Andy Friedlander, who brings soccer announcing experience into the octagon, brought an intensity to his in-ring announcements from the first preliminary bout into the main event that was a bit more boisterous than a Bruce Buffer, but not in a way that was over-the-top or cheesy.
John Gooden, the play-by-play man, did an excellent job throughout the night as well. Gooden, who has experience in both competitive judo and amateur boxing, brings a more subtle and knowledgeable approach to the fights than a Mike Goldberg or a Jon Anik, which is a refreshing change. He also does an excellent job of knowing when to be quiet and let his partner Dan Hardy take over, an excellent trait to have as a play-by-play man.
The real star of the team, without a doubt, was Dan Hardy. The UFC Welterweight, who is on a hiatus from fighting due to a Wolff-Parkinson-White diagnosis, is very intelligent and articulate, and seems right at home in the booth. His color commentary was concise, on point, and consistent, and he clearly worked hard on doing research for all of the fights. Like Gooden, Hardy says what he needs to, but does so in a more subtle way than Joe Rogan or Kenny Florian would. There was certainly less yelling than normal, though the commentary was never boring or overly reserved, and he still managed to interject plenty of personality into the card.
Before the event, Hardy told MMAfighting.com “I think we can improve the quality of the commentary, without taking anything away from anyone else. With me and all my experiences, we can point out things fans haven’t seen before. I’ve experienced everything from a four-fight losing streak to a world title shot. I’ve experienced that pressure and can relate that to the fans.”

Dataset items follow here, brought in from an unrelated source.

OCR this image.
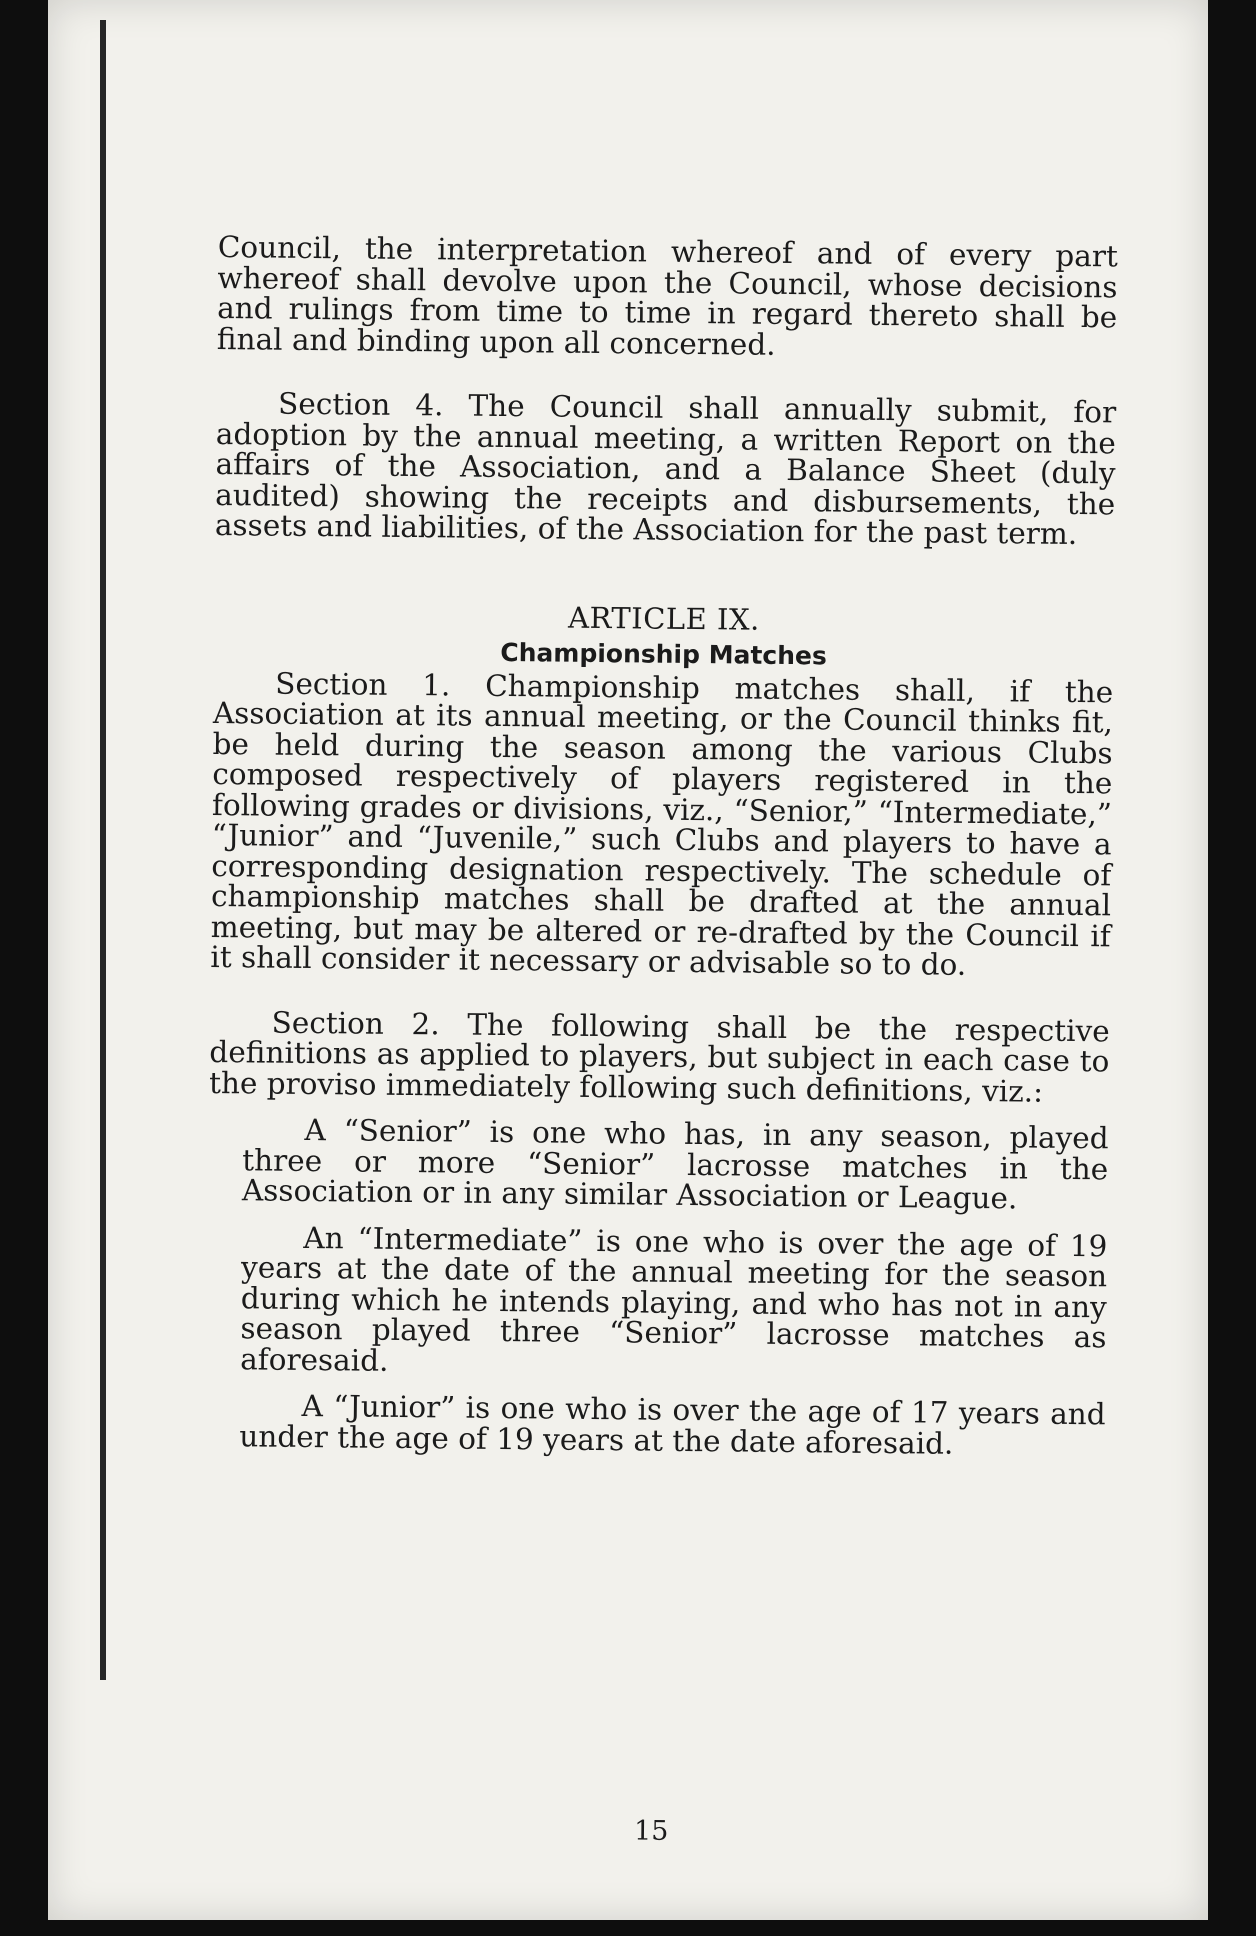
Council, the interpretation whereof and of every part whereof shall devolve upon the Council, whose decisions and rulings from time to time in regard thereto shall be final and binding upon all concerned.

Section 4. The Council shall annually submit, for adoption by the annual meeting, a written Report on the affairs of the Association, and a Balance Sheet (duly audited) showing the receipts and disbursements, the assets and liabilities, of the Association for the past term.

ARTICLE IX.

Championship Matches

Section 1. Championship matches shall, if the Association at its annual meeting, or the Council thinks fit, be held during the season among the various Clubs composed respectively of players registered in the following grades or divisions, viz., “Senior,” “Intermediate,” “Junior” and “Juvenile,” such Clubs and players to have a corresponding designation respectively. The schedule of championship matches shall be drafted at the annual meeting, but may be altered or re-drafted by the Council if it shall consider it necessary or advisable so to do.

Section 2. The following shall be the respective definitions as applied to players, but subject in each case to the proviso immediately following such definitions, viz.:

A “Senior” is one who has, in any season, played three or more “Senior” lacrosse matches in the Association or in any similar Association or League.

An “Intermediate” is one who is over the age of 19 years at the date of the annual meeting for the season during which he intends playing, and who has not in any season played three “Senior” lacrosse matches as aforesaid.

A “Junior” is one who is over the age of 17 years and under the age of 19 years at the date aforesaid.

15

Hopefully Hardy will be able to overcome his WPF diagnosis to fight again, but in the meantime, he has found a great home as the European and Middle-Eastern color commentator for the UFC. Not only did he do an excellent job with his ringside-announcing, but he did surprisingly well at in-cage interviews, a spot where many a man has faltered. Overall, the performance of the European team today was excellent, and they’ll hopefully do nothing but improve from here on out. While the other commentating teams are both great in their own rights, the UK team brought in a fresh perspective and style that helped to give a fun, international flair to the card, which helped it to stand out just a little bit from an increasingly homogeneous UFC product.